Wednesday, March 20, 2013

A clover lawn

I think it is time for my ecologically barren lawn to change.

From the days when I considered clover to be a weed in the lawn, I know that the bees simply love it; and I think if you don't walk barefooted on the lawn, the chances of getting a bee sting are low.

This website promotes clover in the lawn.  Books tell us that until the chemical companies started selling herbicides, clover was considered an essential part of the lawn.

The NY Times had this in 1987:
A lawn of clover is unpopular nowadays; I had to visit several stores before I could find seed. A neighbor observed, after I sowed the seed, that it would attract bees. He was correct, of course. There have always been a few colonies of clover in my lawn, and the blossoms do hum with bees. But my family's 16 years in this house, no one has ever been stung by a bee, even though we sometimes go barefoot. My clover lawn is actually in the best tradition. When Andrew Jackson Downing, the renowned writer on agriculture and horticulture, told people in the late 1840's how to plant lawns, he specified a mixture of white clover and Rhode Island bentgrass.

''Sow four bushels of it to the acre,'' he urged, ''and not a pint less as you plan to walk on velvet!''

Downing had immense admiration for clover, and his reasons were excellent. Clover is not subject to the mildews and other blights that can affect the grasses of today. It stays green on a leaner ration of water than grass. Its dark-green leaves remain attractive in hot weather. Its flowers are pretty, starring the turf.

Its fragrance, especially when newly mown, is sweet. Children can look for four leaves among the usual three. Being a legume, it makes it own fertilizer, snatching nitrogen from the air. And because of my clover lawn, there will be more honey in some neighbors' hives.
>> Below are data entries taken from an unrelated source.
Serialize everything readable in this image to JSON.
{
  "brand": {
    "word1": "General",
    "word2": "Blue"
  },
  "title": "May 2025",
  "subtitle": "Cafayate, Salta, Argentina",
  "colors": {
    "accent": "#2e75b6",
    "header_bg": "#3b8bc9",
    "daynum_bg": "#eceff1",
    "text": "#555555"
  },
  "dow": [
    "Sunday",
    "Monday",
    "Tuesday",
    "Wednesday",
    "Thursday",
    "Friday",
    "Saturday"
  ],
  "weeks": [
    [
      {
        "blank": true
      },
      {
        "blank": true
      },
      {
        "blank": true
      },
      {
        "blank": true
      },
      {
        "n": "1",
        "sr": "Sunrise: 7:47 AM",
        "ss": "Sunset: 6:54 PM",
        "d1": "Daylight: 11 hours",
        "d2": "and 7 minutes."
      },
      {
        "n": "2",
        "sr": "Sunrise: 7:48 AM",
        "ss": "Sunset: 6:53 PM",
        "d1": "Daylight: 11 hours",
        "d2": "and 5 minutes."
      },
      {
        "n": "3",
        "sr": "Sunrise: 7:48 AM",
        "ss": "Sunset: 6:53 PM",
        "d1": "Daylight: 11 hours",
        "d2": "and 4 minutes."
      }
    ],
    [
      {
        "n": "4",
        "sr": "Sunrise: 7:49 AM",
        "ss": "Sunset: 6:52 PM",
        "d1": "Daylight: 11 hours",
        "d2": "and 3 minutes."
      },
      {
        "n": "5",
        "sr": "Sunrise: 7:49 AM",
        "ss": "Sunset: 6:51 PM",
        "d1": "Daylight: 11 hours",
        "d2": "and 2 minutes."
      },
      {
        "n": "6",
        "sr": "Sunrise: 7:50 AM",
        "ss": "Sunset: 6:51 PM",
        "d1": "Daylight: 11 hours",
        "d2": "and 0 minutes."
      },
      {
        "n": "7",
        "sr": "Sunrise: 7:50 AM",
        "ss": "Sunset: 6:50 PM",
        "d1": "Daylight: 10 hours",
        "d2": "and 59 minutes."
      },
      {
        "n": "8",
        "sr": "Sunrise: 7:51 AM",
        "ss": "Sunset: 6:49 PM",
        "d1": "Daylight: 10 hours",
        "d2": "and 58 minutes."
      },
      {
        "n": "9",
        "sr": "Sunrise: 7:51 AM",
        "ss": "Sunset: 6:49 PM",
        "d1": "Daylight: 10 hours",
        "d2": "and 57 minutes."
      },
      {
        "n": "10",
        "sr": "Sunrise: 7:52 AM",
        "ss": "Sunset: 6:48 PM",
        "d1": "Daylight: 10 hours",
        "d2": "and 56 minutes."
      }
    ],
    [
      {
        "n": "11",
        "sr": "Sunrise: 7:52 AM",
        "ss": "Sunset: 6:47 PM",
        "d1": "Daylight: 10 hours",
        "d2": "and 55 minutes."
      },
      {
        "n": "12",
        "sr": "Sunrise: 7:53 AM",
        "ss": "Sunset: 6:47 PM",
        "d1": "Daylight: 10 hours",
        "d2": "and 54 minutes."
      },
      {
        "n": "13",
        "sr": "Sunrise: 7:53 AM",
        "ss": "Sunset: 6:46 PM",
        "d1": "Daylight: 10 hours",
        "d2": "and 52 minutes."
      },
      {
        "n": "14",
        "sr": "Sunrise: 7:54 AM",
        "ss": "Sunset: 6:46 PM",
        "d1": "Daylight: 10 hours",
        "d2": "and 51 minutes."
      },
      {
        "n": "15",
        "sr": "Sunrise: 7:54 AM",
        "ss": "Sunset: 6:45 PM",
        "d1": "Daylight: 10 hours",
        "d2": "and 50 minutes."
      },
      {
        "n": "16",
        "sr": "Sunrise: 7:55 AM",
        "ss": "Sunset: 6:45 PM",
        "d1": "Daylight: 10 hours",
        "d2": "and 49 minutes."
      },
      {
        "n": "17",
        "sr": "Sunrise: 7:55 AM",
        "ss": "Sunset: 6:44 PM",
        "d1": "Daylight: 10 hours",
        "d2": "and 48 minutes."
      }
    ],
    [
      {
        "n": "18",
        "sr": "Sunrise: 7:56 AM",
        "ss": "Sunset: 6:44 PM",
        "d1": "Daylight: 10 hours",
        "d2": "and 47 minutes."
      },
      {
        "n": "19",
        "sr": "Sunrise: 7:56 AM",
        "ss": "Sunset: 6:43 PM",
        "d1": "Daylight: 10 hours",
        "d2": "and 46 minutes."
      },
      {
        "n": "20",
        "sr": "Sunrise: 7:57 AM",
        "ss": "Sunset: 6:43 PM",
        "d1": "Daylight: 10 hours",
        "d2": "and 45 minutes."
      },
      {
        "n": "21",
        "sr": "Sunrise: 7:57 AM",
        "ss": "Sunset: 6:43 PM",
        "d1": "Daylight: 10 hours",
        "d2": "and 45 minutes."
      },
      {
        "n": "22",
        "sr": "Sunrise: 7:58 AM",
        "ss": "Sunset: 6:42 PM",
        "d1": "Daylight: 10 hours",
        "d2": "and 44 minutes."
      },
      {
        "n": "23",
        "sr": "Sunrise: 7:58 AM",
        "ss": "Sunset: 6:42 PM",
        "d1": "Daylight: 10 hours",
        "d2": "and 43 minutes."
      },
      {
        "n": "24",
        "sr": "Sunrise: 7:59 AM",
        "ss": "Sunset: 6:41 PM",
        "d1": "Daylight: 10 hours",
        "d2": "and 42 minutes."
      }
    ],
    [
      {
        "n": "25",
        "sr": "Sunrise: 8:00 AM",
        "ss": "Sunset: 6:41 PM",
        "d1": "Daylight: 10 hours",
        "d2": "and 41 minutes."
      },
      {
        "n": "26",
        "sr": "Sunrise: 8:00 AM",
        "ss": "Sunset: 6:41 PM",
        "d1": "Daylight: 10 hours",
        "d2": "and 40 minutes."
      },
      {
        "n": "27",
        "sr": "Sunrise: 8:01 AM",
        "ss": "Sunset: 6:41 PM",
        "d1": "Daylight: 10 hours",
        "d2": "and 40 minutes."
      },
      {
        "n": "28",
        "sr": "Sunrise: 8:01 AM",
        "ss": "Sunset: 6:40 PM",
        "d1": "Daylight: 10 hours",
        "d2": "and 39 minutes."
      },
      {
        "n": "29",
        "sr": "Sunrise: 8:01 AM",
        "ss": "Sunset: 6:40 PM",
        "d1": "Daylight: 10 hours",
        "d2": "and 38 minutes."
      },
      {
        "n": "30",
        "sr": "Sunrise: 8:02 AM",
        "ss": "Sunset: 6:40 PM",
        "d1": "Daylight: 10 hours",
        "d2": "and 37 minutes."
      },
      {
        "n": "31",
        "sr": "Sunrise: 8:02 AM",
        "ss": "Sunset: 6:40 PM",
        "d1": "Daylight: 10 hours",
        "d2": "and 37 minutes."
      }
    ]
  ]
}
I can think of only one reason why we all do not have lawns of clover. Certain herbicides used in this country in prodigious amounts since World War II will not kill fescue and other grasses, but they will kill dandelions and plantains - and white clover. But those of us who forgo this chemical warfare can have sweet clover lawns and all their delights.
I think a garden must have, to the extent feasible, birds, bees, butterflies along with the essential flowers, scents and foliage. If you can add to it that the luxury - flowing water, then the garden is complete.